The transition from unconsciousness back to reality was not a sudden awakening; it was a slow, agonizing throb of pain. For Peter Parker, the first sensation was the taste of copper and the smell of sterile, recycled air. His skin felt like it had been pricked repeatedly and then wrapped in static-charged plastic.

 

When his eyes finally fluttered open, his vision was bisected by a sheet of reinforced glass. Beyond the glass, the world was a monochromatic blue, lit by the rhythmic pulsing of data-conduits that ran across the ceiling like the veins of a titan.

 

"Don't fight the disorientation," a calm, familiar voice resonated through the room. "The sedative Cerebro uses has a lingering effect on the vestibular system.
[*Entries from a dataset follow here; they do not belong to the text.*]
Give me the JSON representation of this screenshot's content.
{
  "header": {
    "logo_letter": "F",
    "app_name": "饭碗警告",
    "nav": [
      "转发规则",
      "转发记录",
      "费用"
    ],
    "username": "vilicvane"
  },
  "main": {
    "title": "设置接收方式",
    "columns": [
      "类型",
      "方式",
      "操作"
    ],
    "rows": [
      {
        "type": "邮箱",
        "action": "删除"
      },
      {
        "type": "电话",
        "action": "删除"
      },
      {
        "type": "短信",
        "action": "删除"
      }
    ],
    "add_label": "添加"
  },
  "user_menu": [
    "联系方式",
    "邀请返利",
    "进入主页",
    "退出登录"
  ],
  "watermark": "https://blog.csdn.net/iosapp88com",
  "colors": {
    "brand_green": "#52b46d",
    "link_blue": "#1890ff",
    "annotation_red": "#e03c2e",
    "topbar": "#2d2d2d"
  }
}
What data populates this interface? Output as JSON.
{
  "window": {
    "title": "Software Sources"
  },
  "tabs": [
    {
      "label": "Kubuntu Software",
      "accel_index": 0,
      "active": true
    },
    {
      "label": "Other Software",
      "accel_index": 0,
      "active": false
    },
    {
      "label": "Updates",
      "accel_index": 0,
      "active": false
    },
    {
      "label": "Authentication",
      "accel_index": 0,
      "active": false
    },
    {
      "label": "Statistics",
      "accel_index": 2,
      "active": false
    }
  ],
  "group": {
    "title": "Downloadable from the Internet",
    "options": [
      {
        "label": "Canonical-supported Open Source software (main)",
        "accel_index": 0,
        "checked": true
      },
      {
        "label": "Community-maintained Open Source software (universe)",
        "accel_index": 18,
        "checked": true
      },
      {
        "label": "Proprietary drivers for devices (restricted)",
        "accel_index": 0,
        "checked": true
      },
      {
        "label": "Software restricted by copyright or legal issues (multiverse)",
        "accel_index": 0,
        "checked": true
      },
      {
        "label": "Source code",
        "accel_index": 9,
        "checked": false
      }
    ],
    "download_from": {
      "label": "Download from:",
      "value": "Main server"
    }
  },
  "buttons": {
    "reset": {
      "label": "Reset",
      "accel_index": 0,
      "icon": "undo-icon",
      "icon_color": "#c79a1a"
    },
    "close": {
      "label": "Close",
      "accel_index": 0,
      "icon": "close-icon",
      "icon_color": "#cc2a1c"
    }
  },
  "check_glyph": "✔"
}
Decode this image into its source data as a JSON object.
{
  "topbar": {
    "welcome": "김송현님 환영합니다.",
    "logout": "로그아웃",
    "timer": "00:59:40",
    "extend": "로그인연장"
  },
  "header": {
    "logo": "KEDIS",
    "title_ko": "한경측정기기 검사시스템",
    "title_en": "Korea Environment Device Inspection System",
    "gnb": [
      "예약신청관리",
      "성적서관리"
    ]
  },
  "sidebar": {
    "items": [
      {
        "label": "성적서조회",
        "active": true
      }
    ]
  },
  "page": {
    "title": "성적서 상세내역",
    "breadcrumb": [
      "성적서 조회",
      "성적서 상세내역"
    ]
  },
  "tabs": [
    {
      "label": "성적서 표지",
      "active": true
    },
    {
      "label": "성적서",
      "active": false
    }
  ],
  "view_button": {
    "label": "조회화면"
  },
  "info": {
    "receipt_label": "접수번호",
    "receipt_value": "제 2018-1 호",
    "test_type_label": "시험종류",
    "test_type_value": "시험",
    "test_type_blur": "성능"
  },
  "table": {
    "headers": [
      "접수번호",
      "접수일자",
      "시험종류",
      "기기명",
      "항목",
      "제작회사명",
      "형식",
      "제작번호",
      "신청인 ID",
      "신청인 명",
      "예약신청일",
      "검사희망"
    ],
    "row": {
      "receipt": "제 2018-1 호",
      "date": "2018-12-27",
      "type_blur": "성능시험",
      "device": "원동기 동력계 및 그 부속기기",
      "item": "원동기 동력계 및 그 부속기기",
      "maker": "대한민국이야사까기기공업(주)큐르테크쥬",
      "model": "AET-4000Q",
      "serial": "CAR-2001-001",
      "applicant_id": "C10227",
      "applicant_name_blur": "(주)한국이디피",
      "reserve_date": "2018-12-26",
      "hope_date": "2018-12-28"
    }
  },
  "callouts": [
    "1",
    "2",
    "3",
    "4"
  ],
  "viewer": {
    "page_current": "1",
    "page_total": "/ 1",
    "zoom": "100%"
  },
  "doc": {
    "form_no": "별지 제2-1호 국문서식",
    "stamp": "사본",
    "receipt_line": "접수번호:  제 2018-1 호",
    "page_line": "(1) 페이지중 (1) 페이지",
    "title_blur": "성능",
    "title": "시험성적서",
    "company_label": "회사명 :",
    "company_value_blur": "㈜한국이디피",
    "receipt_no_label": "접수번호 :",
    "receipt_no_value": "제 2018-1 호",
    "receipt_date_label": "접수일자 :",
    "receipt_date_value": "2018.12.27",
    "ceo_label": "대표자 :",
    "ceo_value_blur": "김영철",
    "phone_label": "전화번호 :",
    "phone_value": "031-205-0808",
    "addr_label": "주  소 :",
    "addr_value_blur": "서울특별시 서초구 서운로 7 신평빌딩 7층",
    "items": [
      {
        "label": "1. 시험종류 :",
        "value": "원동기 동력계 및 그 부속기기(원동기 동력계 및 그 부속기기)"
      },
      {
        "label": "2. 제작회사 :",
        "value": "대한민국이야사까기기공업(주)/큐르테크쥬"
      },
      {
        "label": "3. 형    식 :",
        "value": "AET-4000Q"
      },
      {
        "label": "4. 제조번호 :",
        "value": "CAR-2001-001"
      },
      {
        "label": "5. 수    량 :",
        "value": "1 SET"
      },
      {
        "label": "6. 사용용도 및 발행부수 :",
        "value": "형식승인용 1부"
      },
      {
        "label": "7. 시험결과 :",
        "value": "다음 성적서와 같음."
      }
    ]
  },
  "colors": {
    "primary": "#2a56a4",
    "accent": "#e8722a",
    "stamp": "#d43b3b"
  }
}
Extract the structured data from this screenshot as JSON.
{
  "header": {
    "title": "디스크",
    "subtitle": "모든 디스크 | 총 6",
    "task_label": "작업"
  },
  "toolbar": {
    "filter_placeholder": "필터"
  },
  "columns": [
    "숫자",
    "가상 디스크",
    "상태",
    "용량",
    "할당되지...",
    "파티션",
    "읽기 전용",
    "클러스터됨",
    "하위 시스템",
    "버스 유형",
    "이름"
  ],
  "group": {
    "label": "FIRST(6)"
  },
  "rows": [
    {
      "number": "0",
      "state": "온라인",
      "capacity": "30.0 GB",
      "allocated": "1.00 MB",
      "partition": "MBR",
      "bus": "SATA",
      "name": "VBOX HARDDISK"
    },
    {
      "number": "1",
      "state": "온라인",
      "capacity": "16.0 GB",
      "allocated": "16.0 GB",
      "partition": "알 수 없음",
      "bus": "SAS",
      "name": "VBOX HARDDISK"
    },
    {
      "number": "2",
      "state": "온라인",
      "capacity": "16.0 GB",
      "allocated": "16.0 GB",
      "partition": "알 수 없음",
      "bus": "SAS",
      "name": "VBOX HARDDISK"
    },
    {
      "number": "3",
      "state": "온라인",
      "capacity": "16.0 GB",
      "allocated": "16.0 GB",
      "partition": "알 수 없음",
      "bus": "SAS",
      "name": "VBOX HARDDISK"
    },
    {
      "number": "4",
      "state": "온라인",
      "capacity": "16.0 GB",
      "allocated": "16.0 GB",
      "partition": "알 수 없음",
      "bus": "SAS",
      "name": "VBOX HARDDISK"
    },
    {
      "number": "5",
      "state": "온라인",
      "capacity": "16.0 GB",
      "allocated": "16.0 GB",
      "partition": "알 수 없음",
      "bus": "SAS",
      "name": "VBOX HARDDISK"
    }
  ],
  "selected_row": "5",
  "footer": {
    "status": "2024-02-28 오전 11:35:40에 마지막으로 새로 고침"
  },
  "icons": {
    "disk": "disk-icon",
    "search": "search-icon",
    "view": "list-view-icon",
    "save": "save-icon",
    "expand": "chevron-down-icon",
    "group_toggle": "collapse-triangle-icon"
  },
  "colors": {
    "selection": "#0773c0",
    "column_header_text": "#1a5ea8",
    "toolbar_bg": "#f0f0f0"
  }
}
Breathe slowly."

 

Peter's head lolled to the side. He was standing, or rather, suspended in a vertical pod filled with a viscous, translucent gel that kept his muscles in a state of forced relaxation. To his left, he could see Matt Murdock, his head bowed, his hands pressed against the glass as if trying to "read" the vibrations of the prison. To his right, Richard Rider was snarling, his teeth gritted, his eyes glowing with a faint, dying ember of the Nova Force.

 

Across from their row of pods, separated by a walkway of glowing circuitry, was a single, isolated cell. It wasn't a pod, but a containment field of shimmering golden energy. Inside sat a man in a wheelchair, his posture regal despite the exhaustion etched into the lines of his face.

 

"Professor Xavier?" Peter croaked, his voice sounding like sandpaper.

 

Charles Xavier looked up, a faint, sad smile touching his lips. "It is good to see you awake, Spider-Man. Although I wish it had been under better circumstances. I feared the worst when the drones brought the three of you in. You were... unresponsive for quite a long time."

 

"Where... where are we?" Richard grunted, his voice muffled by the gel. "The last thing I remember is a giant chrome toothpick trying to lobotomize me."

 

"You are in the Sub-Basement 7," Xavier replied. "The core of the Cataloguing Center, as Cerebro calls it. Cerebro has repurposed the geothermal vents of the island to power this facility. We are miles beneath the Pacific floor."

 

Peter shook his head, trying to clear the fog. "Where is it? Where's Cerebro?"

 

"It left shortly after bringing you all here," Xavier said, his gaze drifting to the shadows of the vaulted ceiling. "It is... busy. Its reach has expanded far beyond this island."

 

"I'm guessing it might be sending out more robots," Matt added, his voice low and focused. "Peter told us before about the attack at the school. It's not just cataloging mutants anymore. It's collecting mutants too."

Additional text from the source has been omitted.